U Nas na chwilę obecną stabilizacja. Cicho sza, raczysko nie daje o sobie znać póki co. Grzyby jako siako wyleczone, kolano w trakcie regeneracji i leczenia u ortopedy. Wizytę na onkologii mamy pod koniec marca. Dla spokoju idę z mamą i naciskać będę na jakieś usg lub inne badanie. Czasami u mamy pojawiają się jakieś niestrawności. Guzek w płucu skonsultowany przez pulmunologa i nie do interwencji. Pozostałość po jakimś stanie zapalnym. Więc póki co jest ok.
Trochę kamień z serca i to dzięki Wam tak sie wszystko upotoczyło. Uświadomiłyście mi że jak nie zadbasz o swoje to figę dostaniesz. Dziękuję Wam serdecznie kobietki.
Teraz czas pomyśleć o sobie i zacząć działać w kierunku powiększenia rodu :) buziaki kobietki
Jesteśmy już po wizycie. W tomografii czysto, pomijając guzek w płucu. Chociaż był wcześniej i opisywany jest jako pozostałość po stanie zapalnym. Tak czy siak wysyłam ja do pulmunologa, żeby później nie obudzić się z ręka w nocniku. Posiew i badanie ogólne moczu dobre. Wiem że są grzyby i jest w trakcie leczenia. Po zakończeniu brania leków wizytę jeszcze zaliczymy u ginekologa rodzinnego.
Cytologii nie było ma być w następnym tygodniu.

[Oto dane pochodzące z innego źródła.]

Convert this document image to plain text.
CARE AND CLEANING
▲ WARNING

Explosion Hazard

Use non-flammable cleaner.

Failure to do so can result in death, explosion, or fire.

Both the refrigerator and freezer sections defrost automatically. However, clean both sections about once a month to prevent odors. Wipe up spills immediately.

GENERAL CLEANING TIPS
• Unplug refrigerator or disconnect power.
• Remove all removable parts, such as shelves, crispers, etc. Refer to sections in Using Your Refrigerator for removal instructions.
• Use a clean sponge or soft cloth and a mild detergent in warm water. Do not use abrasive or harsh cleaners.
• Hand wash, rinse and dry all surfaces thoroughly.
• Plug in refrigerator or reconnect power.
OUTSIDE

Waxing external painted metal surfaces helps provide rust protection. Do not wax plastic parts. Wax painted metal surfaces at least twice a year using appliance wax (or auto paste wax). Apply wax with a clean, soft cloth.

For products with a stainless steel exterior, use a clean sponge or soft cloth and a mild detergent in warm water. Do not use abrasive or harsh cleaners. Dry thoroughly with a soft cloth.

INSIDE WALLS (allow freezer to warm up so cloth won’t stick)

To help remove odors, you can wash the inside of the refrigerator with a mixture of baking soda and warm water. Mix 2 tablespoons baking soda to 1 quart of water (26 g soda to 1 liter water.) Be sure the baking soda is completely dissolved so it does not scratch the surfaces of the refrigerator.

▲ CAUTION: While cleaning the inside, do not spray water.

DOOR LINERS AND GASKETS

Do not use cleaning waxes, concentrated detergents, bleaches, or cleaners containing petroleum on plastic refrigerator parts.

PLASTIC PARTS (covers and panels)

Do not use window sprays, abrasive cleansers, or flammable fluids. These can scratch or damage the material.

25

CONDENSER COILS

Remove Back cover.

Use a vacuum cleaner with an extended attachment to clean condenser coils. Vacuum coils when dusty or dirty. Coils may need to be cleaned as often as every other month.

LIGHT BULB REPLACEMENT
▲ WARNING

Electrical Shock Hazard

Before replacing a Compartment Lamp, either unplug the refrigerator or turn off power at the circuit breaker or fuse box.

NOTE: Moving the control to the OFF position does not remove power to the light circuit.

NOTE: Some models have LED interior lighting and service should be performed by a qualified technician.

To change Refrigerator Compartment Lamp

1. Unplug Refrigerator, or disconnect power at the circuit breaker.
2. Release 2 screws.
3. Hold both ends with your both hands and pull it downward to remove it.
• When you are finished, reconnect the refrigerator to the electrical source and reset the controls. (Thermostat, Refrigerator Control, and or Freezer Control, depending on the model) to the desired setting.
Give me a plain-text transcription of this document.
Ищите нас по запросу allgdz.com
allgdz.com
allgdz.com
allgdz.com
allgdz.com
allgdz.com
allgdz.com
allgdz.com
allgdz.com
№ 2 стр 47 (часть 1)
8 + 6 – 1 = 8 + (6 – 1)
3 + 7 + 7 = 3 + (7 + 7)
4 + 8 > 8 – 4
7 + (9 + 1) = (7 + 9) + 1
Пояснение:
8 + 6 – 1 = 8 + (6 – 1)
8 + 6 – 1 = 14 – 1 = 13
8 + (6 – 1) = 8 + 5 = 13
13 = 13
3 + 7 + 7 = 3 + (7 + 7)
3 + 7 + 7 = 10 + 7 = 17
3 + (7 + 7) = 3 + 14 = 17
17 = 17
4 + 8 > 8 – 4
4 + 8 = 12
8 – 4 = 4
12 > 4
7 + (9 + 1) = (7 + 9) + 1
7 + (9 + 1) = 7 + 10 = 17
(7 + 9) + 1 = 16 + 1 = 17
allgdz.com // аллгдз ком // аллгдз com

Siedząc w poczekalni obserwowałam kobiety które tam czekają. Boże ile złości, ile jadu to nie był żal tylko najnormalniej w świecie wkurw na maxa. Ludzie chyba myślą że każda wizyta trwa tyle samo i jest książkowa. Po co te komentarze, po co te durne teksty że ta to siedziała tyle a ta tyle. Szok normalnie szok...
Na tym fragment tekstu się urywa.